In its filing, SEBI revealed that it had taken proactive measures by reaching out to 11 foreign regulatory bodies to obtain information about the Adani Group's compliance with norms governing its publicly available shares. These efforts signify SEBI's commitment to examining any possible violations and ensuring a comprehensive investigation thoroughly.
SEBI submitted to the Supreme Court that a thorough analysis of the documents obtained from various sources is necessary before reaching conclusive findings regarding the ongoing investigation. The regulator emphasised the importance of conducting a comprehensive examination to ensure accurate and reliable results.
The Supreme Court is deliberating SEBI's appeal for an additional six-month extension to complete its probe into the Adani group. The investigation was initiated following the release of a report by US-based short-seller Hindenburg Research in January.
The report raised concerns about the governance practices of the billionaire Gautam Adani's conglomerate, alleging the improper utilisation of tax havens and manipulation of stocks. It is worth noting that the Adani group has vehemently refuted all allegations made against it.
In its recent affidavit, the Securities and Exchange Board of India (SEBI) has refuted claims suggesting that it has been investigating the Adani Group since 2016. The affidavit clarified that the investigation referred to by the petitioners pertained to the issuance of Global Depository Receipts (GDRs) by 51 India-listed companies, which was unrelated to the concerns raised in the Hindenburg report.
Regarding the probe into Minimum Public Shareholding (MPS) norms, SEBI has already taken action by reaching out to 11 overseas regulators under the Multilateral Memorandum of Understanding (MMOU) with the International Organization of Securities Commissions (IOSCO). The market regulator has submitted various requests for information to these regulators, with the initial communication being sent on October 6, 2020.

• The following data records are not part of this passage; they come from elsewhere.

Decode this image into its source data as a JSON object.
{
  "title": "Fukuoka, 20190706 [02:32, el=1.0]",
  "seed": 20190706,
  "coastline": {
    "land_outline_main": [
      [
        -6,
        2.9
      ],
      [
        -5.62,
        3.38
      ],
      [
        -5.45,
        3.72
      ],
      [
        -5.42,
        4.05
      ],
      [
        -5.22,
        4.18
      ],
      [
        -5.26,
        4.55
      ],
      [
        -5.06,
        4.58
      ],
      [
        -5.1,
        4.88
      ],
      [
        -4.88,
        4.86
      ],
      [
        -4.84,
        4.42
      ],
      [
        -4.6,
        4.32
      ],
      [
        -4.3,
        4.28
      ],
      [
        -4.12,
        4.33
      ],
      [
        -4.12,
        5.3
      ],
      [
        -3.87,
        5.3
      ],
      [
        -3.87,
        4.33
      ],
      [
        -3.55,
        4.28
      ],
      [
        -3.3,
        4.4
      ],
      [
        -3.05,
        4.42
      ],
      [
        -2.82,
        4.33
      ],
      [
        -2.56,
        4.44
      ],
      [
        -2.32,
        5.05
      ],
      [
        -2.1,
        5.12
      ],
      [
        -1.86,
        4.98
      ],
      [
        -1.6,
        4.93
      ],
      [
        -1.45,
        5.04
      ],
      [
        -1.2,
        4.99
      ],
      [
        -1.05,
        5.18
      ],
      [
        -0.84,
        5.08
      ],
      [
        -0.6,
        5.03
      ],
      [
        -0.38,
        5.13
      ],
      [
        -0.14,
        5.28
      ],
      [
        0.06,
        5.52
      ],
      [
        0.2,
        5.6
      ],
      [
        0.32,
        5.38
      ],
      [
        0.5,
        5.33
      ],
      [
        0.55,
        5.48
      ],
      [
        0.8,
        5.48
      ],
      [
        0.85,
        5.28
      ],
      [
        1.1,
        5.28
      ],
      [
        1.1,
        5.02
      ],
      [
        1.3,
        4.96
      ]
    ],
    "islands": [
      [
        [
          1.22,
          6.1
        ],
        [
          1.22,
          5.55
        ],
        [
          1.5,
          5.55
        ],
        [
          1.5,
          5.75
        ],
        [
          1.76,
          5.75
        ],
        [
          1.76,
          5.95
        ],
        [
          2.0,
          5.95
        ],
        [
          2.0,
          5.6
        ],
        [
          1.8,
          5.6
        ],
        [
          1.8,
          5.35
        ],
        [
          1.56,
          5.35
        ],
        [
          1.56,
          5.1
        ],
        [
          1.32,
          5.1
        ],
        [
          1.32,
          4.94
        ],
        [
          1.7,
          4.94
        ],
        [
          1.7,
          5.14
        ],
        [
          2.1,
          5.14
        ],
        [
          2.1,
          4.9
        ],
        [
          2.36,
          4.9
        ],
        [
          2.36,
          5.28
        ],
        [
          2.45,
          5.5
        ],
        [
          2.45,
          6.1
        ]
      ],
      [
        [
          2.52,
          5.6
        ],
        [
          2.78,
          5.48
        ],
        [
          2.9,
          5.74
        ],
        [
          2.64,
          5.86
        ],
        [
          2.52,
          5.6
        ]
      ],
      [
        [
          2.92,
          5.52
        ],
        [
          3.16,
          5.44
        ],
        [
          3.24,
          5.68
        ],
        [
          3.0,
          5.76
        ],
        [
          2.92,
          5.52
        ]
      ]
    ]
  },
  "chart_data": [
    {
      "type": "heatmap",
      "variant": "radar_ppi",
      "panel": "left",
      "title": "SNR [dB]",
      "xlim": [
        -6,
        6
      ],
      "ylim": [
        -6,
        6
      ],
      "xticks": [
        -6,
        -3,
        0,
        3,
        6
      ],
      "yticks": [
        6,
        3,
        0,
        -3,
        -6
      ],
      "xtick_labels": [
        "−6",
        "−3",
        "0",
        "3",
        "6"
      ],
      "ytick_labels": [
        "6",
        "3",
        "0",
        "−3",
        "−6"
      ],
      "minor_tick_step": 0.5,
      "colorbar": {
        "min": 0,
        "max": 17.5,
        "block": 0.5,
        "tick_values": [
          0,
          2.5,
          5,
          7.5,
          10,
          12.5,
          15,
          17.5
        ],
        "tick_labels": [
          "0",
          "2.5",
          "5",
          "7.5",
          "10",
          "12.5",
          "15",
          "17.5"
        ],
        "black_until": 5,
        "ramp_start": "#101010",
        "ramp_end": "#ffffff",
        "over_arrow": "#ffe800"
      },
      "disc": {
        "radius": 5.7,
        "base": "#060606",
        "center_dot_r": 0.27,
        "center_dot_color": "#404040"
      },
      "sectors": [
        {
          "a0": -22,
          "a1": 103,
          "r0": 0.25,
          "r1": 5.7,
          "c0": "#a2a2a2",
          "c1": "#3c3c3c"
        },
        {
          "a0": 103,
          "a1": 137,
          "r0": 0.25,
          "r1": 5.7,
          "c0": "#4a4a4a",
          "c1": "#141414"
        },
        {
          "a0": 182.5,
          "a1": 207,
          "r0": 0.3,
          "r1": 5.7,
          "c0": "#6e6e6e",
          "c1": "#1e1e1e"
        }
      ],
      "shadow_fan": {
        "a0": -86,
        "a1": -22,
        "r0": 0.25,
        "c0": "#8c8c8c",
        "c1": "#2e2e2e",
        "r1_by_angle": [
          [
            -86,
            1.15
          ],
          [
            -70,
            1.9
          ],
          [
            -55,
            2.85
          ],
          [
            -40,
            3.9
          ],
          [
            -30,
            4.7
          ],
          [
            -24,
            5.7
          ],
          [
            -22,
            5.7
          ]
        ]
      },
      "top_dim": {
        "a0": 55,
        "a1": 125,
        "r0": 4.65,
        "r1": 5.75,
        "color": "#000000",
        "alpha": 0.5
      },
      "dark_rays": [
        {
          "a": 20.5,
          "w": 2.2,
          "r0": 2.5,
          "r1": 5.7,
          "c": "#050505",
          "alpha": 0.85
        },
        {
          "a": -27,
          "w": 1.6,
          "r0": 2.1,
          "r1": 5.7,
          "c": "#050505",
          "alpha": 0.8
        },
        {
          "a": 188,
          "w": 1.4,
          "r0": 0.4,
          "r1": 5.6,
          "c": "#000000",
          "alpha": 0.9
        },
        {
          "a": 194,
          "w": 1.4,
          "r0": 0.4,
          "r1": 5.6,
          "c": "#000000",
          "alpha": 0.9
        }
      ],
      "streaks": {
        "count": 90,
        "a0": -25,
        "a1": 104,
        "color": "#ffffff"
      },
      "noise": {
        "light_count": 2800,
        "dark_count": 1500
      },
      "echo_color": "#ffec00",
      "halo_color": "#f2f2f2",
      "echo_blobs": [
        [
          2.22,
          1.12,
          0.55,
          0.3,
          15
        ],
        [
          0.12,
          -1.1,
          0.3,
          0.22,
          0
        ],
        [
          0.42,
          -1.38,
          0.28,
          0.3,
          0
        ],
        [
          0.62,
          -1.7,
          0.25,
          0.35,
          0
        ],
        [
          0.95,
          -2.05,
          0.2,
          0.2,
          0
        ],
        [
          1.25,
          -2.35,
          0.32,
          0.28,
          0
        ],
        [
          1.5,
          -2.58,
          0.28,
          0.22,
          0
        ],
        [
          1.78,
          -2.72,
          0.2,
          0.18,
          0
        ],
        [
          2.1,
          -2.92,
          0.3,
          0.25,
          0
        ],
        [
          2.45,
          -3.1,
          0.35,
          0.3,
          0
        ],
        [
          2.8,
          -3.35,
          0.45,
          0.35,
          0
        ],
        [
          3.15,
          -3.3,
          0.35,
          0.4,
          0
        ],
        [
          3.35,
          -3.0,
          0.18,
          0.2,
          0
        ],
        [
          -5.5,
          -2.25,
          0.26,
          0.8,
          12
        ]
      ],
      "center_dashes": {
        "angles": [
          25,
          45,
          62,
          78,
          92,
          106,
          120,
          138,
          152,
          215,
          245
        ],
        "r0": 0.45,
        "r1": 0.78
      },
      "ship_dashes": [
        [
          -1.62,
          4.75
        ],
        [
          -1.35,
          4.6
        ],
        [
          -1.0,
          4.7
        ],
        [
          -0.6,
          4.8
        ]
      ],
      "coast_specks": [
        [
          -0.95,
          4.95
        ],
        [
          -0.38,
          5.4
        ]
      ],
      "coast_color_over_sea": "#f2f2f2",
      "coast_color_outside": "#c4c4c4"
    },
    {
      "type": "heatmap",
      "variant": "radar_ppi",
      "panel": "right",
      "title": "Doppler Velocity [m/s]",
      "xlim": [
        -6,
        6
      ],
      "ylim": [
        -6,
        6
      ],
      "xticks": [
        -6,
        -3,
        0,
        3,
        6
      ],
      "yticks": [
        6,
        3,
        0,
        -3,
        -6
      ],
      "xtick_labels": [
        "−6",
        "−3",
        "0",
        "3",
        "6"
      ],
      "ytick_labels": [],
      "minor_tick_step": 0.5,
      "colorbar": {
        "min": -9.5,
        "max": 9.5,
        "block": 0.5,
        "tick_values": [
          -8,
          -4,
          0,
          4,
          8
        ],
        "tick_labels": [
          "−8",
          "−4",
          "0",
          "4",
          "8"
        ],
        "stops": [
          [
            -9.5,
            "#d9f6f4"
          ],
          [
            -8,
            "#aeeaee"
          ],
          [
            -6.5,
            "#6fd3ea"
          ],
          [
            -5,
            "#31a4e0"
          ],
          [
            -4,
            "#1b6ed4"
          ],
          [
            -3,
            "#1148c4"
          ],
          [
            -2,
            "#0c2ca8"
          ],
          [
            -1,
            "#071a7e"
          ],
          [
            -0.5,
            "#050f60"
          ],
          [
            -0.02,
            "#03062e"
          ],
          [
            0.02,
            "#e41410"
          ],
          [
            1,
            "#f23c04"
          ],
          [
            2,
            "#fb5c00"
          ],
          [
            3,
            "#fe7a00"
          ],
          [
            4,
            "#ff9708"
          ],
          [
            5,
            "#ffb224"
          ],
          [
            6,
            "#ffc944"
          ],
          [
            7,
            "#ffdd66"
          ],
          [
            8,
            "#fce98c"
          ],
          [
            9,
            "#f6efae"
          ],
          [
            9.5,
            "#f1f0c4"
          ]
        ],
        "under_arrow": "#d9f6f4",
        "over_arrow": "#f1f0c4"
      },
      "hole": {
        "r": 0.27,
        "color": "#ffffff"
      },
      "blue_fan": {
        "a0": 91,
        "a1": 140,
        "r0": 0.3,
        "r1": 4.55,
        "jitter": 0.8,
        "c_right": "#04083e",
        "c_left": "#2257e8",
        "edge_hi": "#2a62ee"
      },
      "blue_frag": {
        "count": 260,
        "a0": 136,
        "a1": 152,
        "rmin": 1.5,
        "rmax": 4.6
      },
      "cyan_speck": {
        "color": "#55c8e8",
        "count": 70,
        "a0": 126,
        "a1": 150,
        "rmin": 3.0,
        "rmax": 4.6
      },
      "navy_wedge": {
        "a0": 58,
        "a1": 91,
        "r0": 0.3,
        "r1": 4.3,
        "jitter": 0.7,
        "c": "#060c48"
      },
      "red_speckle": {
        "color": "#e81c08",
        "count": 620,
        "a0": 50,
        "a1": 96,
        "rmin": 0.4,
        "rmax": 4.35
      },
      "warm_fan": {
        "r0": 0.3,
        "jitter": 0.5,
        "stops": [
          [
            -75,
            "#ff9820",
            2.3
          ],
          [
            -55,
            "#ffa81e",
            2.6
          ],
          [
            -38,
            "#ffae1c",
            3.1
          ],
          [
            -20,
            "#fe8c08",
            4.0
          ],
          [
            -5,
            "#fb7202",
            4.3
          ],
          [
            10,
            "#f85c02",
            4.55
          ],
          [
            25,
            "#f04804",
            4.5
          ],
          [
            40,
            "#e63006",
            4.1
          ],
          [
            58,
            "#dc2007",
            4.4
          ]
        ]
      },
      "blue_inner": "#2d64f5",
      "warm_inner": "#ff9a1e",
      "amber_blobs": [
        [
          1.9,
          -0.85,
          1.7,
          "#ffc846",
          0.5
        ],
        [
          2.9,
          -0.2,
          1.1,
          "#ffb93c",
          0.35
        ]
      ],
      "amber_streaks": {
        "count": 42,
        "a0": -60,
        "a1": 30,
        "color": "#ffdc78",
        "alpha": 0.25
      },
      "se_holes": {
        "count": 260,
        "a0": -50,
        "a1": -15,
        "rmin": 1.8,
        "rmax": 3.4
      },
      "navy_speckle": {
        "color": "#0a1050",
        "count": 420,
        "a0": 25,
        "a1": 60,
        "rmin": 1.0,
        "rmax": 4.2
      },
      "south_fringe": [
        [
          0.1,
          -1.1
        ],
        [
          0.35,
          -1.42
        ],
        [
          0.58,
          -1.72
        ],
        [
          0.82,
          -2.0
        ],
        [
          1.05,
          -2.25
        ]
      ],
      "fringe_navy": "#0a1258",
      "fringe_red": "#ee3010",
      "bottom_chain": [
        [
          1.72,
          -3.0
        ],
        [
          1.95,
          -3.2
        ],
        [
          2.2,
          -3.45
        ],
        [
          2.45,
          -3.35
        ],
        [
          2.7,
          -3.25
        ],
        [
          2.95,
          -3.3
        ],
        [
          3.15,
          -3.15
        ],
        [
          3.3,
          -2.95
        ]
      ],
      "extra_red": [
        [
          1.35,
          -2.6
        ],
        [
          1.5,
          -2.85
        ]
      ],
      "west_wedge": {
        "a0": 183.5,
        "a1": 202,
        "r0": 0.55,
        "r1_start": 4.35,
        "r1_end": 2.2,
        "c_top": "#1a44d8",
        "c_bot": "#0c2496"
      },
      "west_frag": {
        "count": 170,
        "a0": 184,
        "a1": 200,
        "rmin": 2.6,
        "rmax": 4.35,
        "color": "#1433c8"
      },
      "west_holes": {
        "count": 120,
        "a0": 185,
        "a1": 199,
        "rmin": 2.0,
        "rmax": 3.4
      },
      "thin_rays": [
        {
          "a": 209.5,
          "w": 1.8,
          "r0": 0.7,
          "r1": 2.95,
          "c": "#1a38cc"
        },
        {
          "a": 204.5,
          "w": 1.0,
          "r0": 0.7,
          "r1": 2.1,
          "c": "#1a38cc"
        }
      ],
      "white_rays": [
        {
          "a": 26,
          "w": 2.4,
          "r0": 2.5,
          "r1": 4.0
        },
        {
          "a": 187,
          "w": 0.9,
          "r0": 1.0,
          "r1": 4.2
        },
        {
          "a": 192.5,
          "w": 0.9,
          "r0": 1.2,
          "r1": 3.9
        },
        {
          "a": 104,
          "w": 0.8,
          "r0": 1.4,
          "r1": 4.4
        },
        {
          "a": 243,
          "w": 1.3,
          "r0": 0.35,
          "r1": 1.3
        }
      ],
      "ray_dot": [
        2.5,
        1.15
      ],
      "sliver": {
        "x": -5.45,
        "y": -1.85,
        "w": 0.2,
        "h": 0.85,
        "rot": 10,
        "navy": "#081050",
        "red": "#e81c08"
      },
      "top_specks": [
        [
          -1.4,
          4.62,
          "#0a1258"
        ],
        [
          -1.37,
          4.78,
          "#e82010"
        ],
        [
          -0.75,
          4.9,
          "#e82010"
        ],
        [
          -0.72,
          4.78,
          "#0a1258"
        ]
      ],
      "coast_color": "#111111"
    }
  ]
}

In the context of the examination concerning the 12 transactions mentioned in the Hindenburg Report, the affidavit highlights their highly intricate nature and involvement across multiple jurisdictions.
SEBI acknowledges that conducting a comprehensive investigation into these transactions would necessitate collating data and information from diverse sources, including bank statements from numerous domestic and international banks, financial statements of onshore and offshore entities involved in the transactions, and contracts and agreements, if any.
The affidavit underscores the importance of meticulously analysing the received documents before arriving at conclusive findings.